Oh, il y en a beaucoup. L’an dernier à Antalya, notre groupe était très hétérogène avec des personnes en fauteuil roulant ainsi qu’une personne avec un handicap visuel. Le soir de la disco, j’ai motivé les participant·e·s à me rejoindre sur la piste de danse. A la fin, tout le monde s’y est mis et la canne blanche a fini dans un coin. Mon collègue m’a demandé comment j’avais fait. Je crois qu’il faut y aller sans détour et susciter l’enthousiasme pour que les participant·e·s se laissent entraîner.
As-tu toujours eu ce don ou l’as-tu acquis grâce au bénévolat ?
Les deux. On ne cesse d’apprendre, surtout dans les situations inédites et au contact de personnes différentes. Je dis toujours que chaque voyage avec Procap est une aventure, car on ne sait jamais exactement comment est composé le groupe et ce qui nous attend.
As-tu déjà été confronté à des situations délicates ?
Oui, bien sûr. Nous avons par exemple eu un client qui faisait des crises d’épilepsie. Un cas similaire s’est présenté lors d’un autre voyage, car les institutions évaluent parfois mal la situation. Pour l’équipe, une telle situation peut être difficile, en particulier quand une personne a besoin de nettement plus de soutien que ce qui était prévu. La flexibilité et l’esprit d’équipe sont alors des ressources indispensables.
Avais-tu déjà de l’expérience avec des personnes en situations de handicap avant de t’engager auprès de Procap ?
Un homme avec un handicap a vécu et travaillé pendant des années chez nous, à la ferme. Il savait faire beaucoup de choses, mais certaines tâches étaient difficiles pour lui. Il est resté avec nous pendant plus de 60 ans. Il est désormais dans un home.

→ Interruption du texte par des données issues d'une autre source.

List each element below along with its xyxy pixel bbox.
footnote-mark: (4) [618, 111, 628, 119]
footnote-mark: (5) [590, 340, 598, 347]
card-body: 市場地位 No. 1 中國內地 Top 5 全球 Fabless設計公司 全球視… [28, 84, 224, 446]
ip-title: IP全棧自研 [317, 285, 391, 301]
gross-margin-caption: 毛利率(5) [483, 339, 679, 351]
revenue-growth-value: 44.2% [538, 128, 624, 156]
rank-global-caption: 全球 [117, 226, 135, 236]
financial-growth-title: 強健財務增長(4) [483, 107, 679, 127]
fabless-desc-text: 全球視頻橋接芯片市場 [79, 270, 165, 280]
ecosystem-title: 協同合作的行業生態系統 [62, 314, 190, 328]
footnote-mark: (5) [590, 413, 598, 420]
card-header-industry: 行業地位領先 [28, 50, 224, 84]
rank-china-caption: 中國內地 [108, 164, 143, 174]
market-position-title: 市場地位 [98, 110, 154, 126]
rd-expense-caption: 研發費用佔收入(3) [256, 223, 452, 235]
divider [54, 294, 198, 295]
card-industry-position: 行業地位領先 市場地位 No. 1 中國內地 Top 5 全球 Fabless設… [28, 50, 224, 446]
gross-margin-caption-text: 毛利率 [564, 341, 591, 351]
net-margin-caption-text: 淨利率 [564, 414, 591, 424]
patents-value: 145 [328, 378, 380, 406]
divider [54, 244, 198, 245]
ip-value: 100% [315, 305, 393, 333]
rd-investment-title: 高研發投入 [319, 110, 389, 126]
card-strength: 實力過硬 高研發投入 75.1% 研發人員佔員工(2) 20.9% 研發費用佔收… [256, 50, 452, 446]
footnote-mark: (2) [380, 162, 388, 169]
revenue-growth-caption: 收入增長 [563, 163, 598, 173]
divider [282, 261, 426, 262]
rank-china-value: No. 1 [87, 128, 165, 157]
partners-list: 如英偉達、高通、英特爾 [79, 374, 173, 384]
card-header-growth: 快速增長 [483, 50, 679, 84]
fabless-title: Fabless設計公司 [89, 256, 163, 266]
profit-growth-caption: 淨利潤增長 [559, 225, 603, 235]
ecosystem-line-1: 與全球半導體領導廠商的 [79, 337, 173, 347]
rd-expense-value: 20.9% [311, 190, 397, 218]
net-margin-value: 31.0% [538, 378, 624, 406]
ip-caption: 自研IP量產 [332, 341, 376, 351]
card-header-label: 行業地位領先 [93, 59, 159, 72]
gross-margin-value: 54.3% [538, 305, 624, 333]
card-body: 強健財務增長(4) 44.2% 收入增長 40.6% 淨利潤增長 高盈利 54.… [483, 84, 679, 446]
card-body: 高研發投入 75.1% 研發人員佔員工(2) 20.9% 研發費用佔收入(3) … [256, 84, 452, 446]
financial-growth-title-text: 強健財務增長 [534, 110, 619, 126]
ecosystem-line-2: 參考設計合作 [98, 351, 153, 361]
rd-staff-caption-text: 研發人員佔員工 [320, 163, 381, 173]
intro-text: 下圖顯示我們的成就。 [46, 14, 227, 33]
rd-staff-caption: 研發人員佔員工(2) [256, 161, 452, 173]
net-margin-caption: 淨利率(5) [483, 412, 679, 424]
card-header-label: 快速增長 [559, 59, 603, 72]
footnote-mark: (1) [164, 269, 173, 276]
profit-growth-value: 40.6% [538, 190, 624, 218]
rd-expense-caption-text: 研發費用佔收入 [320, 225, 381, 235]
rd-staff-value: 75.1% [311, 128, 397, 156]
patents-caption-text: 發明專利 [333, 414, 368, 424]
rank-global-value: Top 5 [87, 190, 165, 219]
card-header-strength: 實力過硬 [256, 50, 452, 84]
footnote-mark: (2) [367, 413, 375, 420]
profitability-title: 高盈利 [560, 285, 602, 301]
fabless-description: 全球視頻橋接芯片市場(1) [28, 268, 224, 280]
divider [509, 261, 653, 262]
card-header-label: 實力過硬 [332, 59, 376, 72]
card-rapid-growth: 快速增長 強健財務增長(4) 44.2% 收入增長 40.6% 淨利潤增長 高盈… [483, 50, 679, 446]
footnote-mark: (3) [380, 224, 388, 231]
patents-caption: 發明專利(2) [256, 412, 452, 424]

Il m’a beaucoup appris. D’une manière générale, j’aborde chaque personne sans préjugé, qu’elle soit valide ou en situations de handicap.
Et comment perçois-tu Procap ?
Procap fait depuis des années un travail fantastique dans le domaine des voyages. Cela demande beaucoup d’organisation et de savoir-faire. Je pense toutefois qu’une offre sous cette forme n’est possible que dans un pays riche comme la Suisse. Je ne gagne rien en tant que bénévole, ce n’est d’ailleurs pas le but. Les frais sont remboursés et couvrent juste mes dépenses. Il ne faut toutefois pas sous-estimer le travail d’organisation d’un voyage.
Que t’a apporté cette activité bénévole à titre personnel ?
Elle m’a apporté de la flexibilité et a ouvert mon horizon. De plus, on ressent de la part des client·e·s une gratitude rarement perçue ailleurs. Ces personnes apprécient beaucoup d’échapper à leur quotidien et de faire de nouvelles expériences.
Où aimerais-tu encore te rendre à tout prix ?
L’Amérique du Sud me plairait, surtout pour les paysages. J’aime partir à la découverte de l’inconnu. Ce n’est pas mon genre de retourner chaque année dans le même hôtel ou au même endroit.
Que conseilles-tu à celles et ceux qui s’intéressent à cette activité bénévole ?
Il faut faire preuve d’ouverture, savoir prendre du recul et apprécier la compagnie des autres. Une certaine flexibilité est indispensable pour faire face aux situations imprévues.
Est-ce qu’une citation pourrait résumer ton expérience ?
Si tu veux faire l’expérience de la gratitude, voyage avec Procap. Les client·e·s sont incroyablement reconnaissant·e·s, car ils et elles vivent des moments qui, pour eux/elles, ne vont pas de soi. C’est ce qui rend ce travail si particulier.